Tks4 and Tks5 antibodies were used to stain melanoma tissue microarray samples obtained from the Cancer Diagnosis Program (CDP) of the National Cancer Institute following approval from the National Disease Research Interchange (NDRI) (http://ndriresource.org/). Antigen retrieval was performed according to the manufacturer's guidelines using Antigen Retrieval Buffer (DAKO S1699). After incubation with Tks4 or Tks5 antibody, the sections were incubated with secondary antibody using the manufacturer's guidelines of the MACH2 Rabbit AP-Polymer (Biocare Medical) and visualized with either Vulcan Fast Red Chromogen (Biocare Medical, pink) or DAB (brown). Sections were counterstained with hematoxylin. A scoring system, developed by a trained pathologist (SI), of 0, no staining; 1+, low staining or staining in < 25% of tumor cells (weak positive staining); 2+, moderate staining (positive staining); and 3+, high staining (strong positive staining). All slides were scored blindly.

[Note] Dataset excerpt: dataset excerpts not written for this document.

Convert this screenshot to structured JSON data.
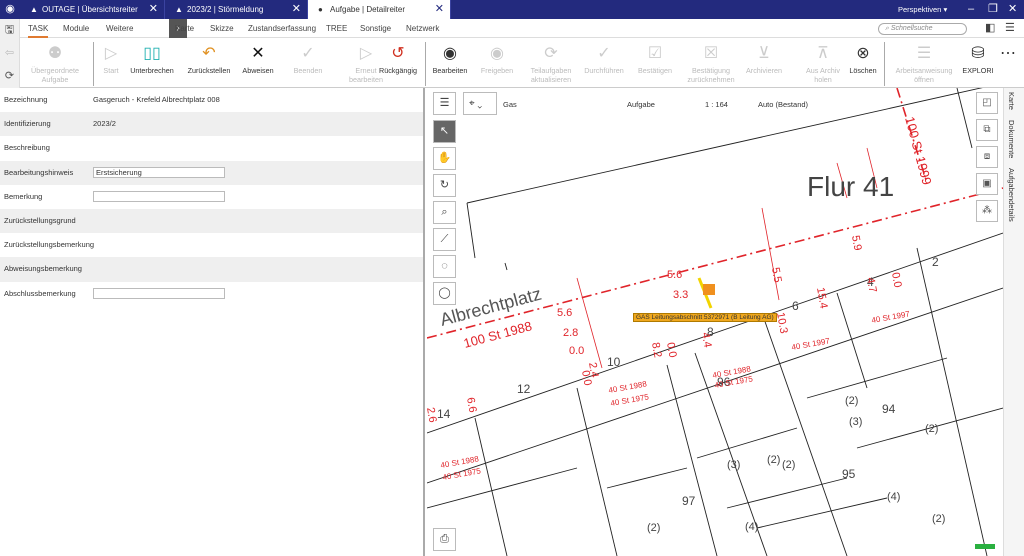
{
  "window": {
    "tabs": [
      {
        "label": "OUTAGE | Übersichtsreiter",
        "icon": "warning-icon"
      },
      {
        "label": "2023/2 | Störmeldung",
        "icon": "bell-icon"
      },
      {
        "label": "Aufgabe | Detailreiter",
        "icon": "dot-icon"
      }
    ],
    "perspectives": "Perspektiven ▾"
  },
  "menu": {
    "items": [
      "TASK",
      "Module",
      "Weitere"
    ],
    "more_items": [
      "Karte",
      "Skizze",
      "Zustandserfassung",
      "TREE",
      "Sonstige",
      "Netzwerk"
    ],
    "search_placeholder": "Schnellsuche"
  },
  "toolbar": {
    "buttons": [
      {
        "label": "Übergeordnete Aufgabe",
        "icon": "parent-task-icon",
        "enabled": false
      },
      {
        "label": "Start",
        "icon": "play-icon",
        "enabled": false
      },
      {
        "label": "Unterbrechen",
        "icon": "pause-icon",
        "enabled": true
      },
      {
        "label": "Zurückstellen",
        "icon": "undo-arrow-icon",
        "enabled": true
      },
      {
        "label": "Abweisen",
        "icon": "x-icon",
        "enabled": true
      },
      {
        "label": "Beenden",
        "icon": "check-icon",
        "enabled": false
      },
      {
        "label": "Erneut bearbeiten",
        "icon": "play-icon",
        "enabled": false
      },
      {
        "label": "Rückgängig",
        "icon": "revert-icon",
        "enabled": true
      },
      {
        "label": "Bearbeiten",
        "icon": "edit-icon",
        "enabled": true
      },
      {
        "label": "Freigeben",
        "icon": "release-icon",
        "enabled": false
      },
      {
        "label": "Teilaufgaben aktualisieren",
        "icon": "refresh-icon",
        "enabled": false
      },
      {
        "label": "Durchführen",
        "icon": "check-circle-icon",
        "enabled": false
      },
      {
        "label": "Bestätigen",
        "icon": "clipboard-check-icon",
        "enabled": false
      },
      {
        "label": "Bestätigung zurücknehmen",
        "icon": "clipboard-x-icon",
        "enabled": false
      },
      {
        "label": "Archivieren",
        "icon": "archive-icon",
        "enabled": false
      },
      {
        "label": "Aus Archiv holen",
        "icon": "unarchive-icon",
        "enabled": false
      },
      {
        "label": "Löschen",
        "icon": "delete-circle-icon",
        "enabled": true
      },
      {
        "label": "Arbeitsanweisung öffnen",
        "icon": "list-icon",
        "enabled": false
      },
      {
        "label": "EXPLORI",
        "icon": "database-search-icon",
        "enabled": true
      }
    ]
  },
  "form": {
    "rows": [
      {
        "label": "Bezeichnung",
        "value": "Gasgeruch - Krefeld Albrechtplatz 008"
      },
      {
        "label": "Identifizierung",
        "value": "2023/2"
      },
      {
        "label": "Beschreibung",
        "value": ""
      },
      {
        "label": "Bearbeitungshinweis",
        "input": "Erstsicherung"
      },
      {
        "label": "Bemerkung",
        "input": ""
      },
      {
        "label": "Zurückstellungsgrund",
        "value": ""
      },
      {
        "label": "Zurückstellungsbemerkung",
        "value": ""
      },
      {
        "label": "Abweisungsbemerkung",
        "value": ""
      },
      {
        "label": "Abschlussbemerkung",
        "input": ""
      }
    ]
  },
  "map": {
    "layer": "Gas",
    "mode": "Aufgabe",
    "scale": "1 : 164",
    "view": "Auto (Bestand)",
    "labels": {
      "flur": "Flur 41",
      "street": "Albrechtplatz",
      "main": "100 St 1988",
      "top": "100 St 1999",
      "tooltip": "GAS Leitungsabschnitt 5372971 (B Leitung AG)",
      "parcels": [
        "12",
        "10",
        "8",
        "6",
        "4",
        "2",
        "14",
        "97",
        "95",
        "94",
        "(3)",
        "(2)",
        "(2)",
        "(2)",
        "(2)",
        "(4)",
        "(4)",
        "(2)",
        "(3)",
        "(2)",
        "96"
      ],
      "pipes": [
        "40 St 1988",
        "40 St 1975",
        "40 St 1988",
        "40 St 1975",
        "40 St 1997",
        "40 St 1997",
        "40 St 1988",
        "40 St 1975"
      ],
      "dims": [
        "5.6",
        "2.8",
        "0.0",
        "5.6",
        "3.3",
        "0.0",
        "2.4",
        "0.0",
        "0.0",
        "8.2",
        "4.4",
        "10.3",
        "5.5",
        "5.9",
        "0.0",
        "4.7",
        "15.4",
        "6.6",
        "2.6"
      ]
    }
  },
  "vtabs": [
    "Karte",
    "Dokumente",
    "Aufgabendetails"
  ],
  "colors": {
    "titlebar": "#232a7e",
    "accent": "#e07a30",
    "map_red": "#e0242a"
  }
}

Statistical significance was determined by calculating the p-value (P) using the paired Student's t test. p < 0.05 was considered to be statistically significant. The numbers of samples (n) are indicated in each figure legend. For the immunohistochemical scoring analysis, statistical significance was determined by using the chi-squared significance test (p < 0.05 is significant). For 2D, 3D, and tumor growth curves, area under the curve analysis was performed on the individual growth curves using the Area Under the Curve (AUC) function in the GraphPad Prism software. Means and SEM were then calculated and Student's t test was used to determine significance. AUC graphs can be found in Supplementary Figure 7.
RNA was isolated from human melanoma cell lines using the RNeasy RNA isolation kit (Qiagen). cDNA was generated using the SuperScript III First-Strand Synthesis kit (Invitrogen). Absolute expression analysis was done by using standard curve for each primer sets that made by DNA plasmids containing each isoforms as template, and the gene copy number was normalized by housekeeping gene (RPLP0) to compare the expression level of each isoforms between cell lines (copy number index). Primers for each isoform of Tks5 were generated against unique regions for the alpha, beta, and short isoforms and can be found in Table Table11.
We thank the personnel in the Histology, Animal and Lentivirus Production Cores at Sanford|Burnham|Prebys Medical Discovery Institute for technical assistance, the Lentiviral Service at OHSU for lentivirus production, Dr. Stefanie Kaech Petrie in the OHSU Advanced Microscopy Core for assistance with imaging, Dr. Lisa Coussens for the use of her slide scanner, Dr. Philippe Chavrier for the pHluorin-MT1-MMP construct. We thank Dr. Christine Gould for her involvement in the earlier stages of this work, and all members of the Courtneidge laboratory for discussion and input. We also thank Steven Marroulis at the Cancer Diagnosis Program (CDP) of National Cancer Institute for providing tissue microarray samples and information.
CONFLICTS OF INTEREST
The authors declare no conflicting financial interests.
This work was supported by grants from the R01 CA129686 and R01 CA154002 from the NCI to SAC, and F31 CA180740 from the NCI to CA.
This paper has been accepted based in part on peer-review conducted by another journal and the authors’ response and revisions as well as expedited peer-review in Oncotarget.